Nous sommes ici depuis déjà une semaine. Une semaine… Passée à voir se succéder médecins, infirmiers, psychologues, avec leurs lots de questions, de médicamentations douteuses, d’obsessions, de théories fumeuses. Mais rien n’a changé. Une semaine, et nous sommes toujours aussi désespérées.
Les filles ne nous parlent plus. Ça n’est pas faute de vouloir communiquer. Nous hurlons notre peur, nous crions notre rancœur. Elle est si grande, notre douleur. Mais elles refusent de répondre, échangeant entre elles des regards éloquents, quelques mots de temps en temps. Et elles croquent leurs cachets comme s’il s’agissait de pilules du bonheur, ces mêmes cachets qui nous écœurent, nous font horreur.
A chaque instant, nous supplions le ciel pour qu’elles ne nous quittent pas. Et pour une cigarette, pour un verre d’alcool, n’importe quoi, mais qui nous fasse tourner la tête, qui nous enivre. Aller se noyer quelque part, ne refaire surface que pour quitter cet endroit…

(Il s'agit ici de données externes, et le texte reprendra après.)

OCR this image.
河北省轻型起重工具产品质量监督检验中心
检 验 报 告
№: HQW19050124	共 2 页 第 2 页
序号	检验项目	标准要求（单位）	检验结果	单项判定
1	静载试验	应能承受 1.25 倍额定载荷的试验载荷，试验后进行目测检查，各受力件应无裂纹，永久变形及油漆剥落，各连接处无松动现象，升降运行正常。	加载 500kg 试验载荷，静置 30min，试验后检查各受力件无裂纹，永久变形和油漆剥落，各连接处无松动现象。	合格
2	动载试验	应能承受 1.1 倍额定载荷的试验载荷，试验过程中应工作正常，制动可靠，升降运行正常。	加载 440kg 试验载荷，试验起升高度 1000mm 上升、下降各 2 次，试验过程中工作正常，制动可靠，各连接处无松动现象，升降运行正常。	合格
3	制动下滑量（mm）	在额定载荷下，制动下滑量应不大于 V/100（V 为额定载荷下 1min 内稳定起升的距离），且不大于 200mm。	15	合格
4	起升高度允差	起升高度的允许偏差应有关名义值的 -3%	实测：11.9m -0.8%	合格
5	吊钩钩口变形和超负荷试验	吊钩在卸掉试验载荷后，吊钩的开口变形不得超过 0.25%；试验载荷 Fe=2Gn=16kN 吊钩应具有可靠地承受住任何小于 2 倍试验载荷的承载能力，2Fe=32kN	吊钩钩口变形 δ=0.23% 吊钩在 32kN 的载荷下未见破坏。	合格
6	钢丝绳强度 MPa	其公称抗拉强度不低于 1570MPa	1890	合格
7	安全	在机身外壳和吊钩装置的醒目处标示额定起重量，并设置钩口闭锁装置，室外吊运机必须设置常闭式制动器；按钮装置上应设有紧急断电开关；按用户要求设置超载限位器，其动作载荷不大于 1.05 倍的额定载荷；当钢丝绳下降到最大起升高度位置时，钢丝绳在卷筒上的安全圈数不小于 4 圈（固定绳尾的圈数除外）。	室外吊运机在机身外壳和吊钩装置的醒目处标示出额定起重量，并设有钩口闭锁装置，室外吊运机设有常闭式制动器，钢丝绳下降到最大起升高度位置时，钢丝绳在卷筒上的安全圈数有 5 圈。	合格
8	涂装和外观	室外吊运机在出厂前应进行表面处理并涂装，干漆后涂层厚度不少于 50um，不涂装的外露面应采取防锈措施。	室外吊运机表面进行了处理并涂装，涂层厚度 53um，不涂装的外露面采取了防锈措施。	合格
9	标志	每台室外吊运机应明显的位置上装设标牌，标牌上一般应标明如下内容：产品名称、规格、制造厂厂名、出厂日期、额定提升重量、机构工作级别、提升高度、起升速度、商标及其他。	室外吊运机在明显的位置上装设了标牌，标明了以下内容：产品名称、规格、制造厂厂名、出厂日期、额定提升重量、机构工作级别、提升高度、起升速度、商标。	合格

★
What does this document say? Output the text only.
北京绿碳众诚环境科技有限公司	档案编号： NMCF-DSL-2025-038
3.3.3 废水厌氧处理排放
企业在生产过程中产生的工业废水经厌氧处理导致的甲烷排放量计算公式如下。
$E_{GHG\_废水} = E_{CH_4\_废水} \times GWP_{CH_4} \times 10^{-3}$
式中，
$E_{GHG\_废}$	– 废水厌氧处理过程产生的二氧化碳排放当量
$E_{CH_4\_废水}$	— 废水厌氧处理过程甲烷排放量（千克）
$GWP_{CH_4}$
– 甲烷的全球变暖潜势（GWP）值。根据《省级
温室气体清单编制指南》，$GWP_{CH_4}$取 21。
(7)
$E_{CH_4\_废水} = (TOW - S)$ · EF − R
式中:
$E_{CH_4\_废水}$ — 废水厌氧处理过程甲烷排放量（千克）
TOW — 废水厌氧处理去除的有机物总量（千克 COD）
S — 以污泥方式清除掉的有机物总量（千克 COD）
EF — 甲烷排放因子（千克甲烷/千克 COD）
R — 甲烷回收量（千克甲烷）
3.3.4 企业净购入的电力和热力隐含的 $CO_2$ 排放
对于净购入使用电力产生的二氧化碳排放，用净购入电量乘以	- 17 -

Privilège parmi tous les privilèges ! Privées de liberté, Ils allègent notre peine… Nous pouvons à présent quitter notre chambre pour aller dans la salle commune. Quelle liberté… Un zoo humain ? Un cabinet des curiosités ? Quels monstres sont les hommes pour avoir créé ces asiles d’aliénés. Un homme y passe ses journées, le regard suspendu au bleu du ciel, souriant aux anges. Un déchet exhibe sa laideur sous nos yeux dégoutés. Crâne déformé, visage ravagé, regard vitreux, teint cireux. Et la peau granuleuse, la bouche toujours baveuse… Et cette femme, maquillée à outrance, qui d’un air théâtral nous jauge et nous lance ses piques acerbes. Et celui là, qui, persuadé que son ventre grouille de démons, nous demande si il est possible de le faire accoucher… C’est à pleurer. Même les tristes rayons de soleil qui s’y promènent sont timides, fragiles, convaincus de leur inutilité.

Aude, Sarha… s’il vous plait… parlez, parlez nous. Nous n’en pouvons plus d’être si vide de tout. Dites nous que ce n’est pas mortel, nous vous en supplions, rassurez nous. Et cette folie qui nous entoure, dites nous qu’elle ne nous atteindra jamais. Cette maladie qui ronge les âmes, promettez nous qu’elle ne nous rattrapera pas. Cela serait trop laid.

Absence. Suivre le bon sens, s’en aller ailleurs, là où se crée, sans pleurs ni heurs, la possibilité d’une existence.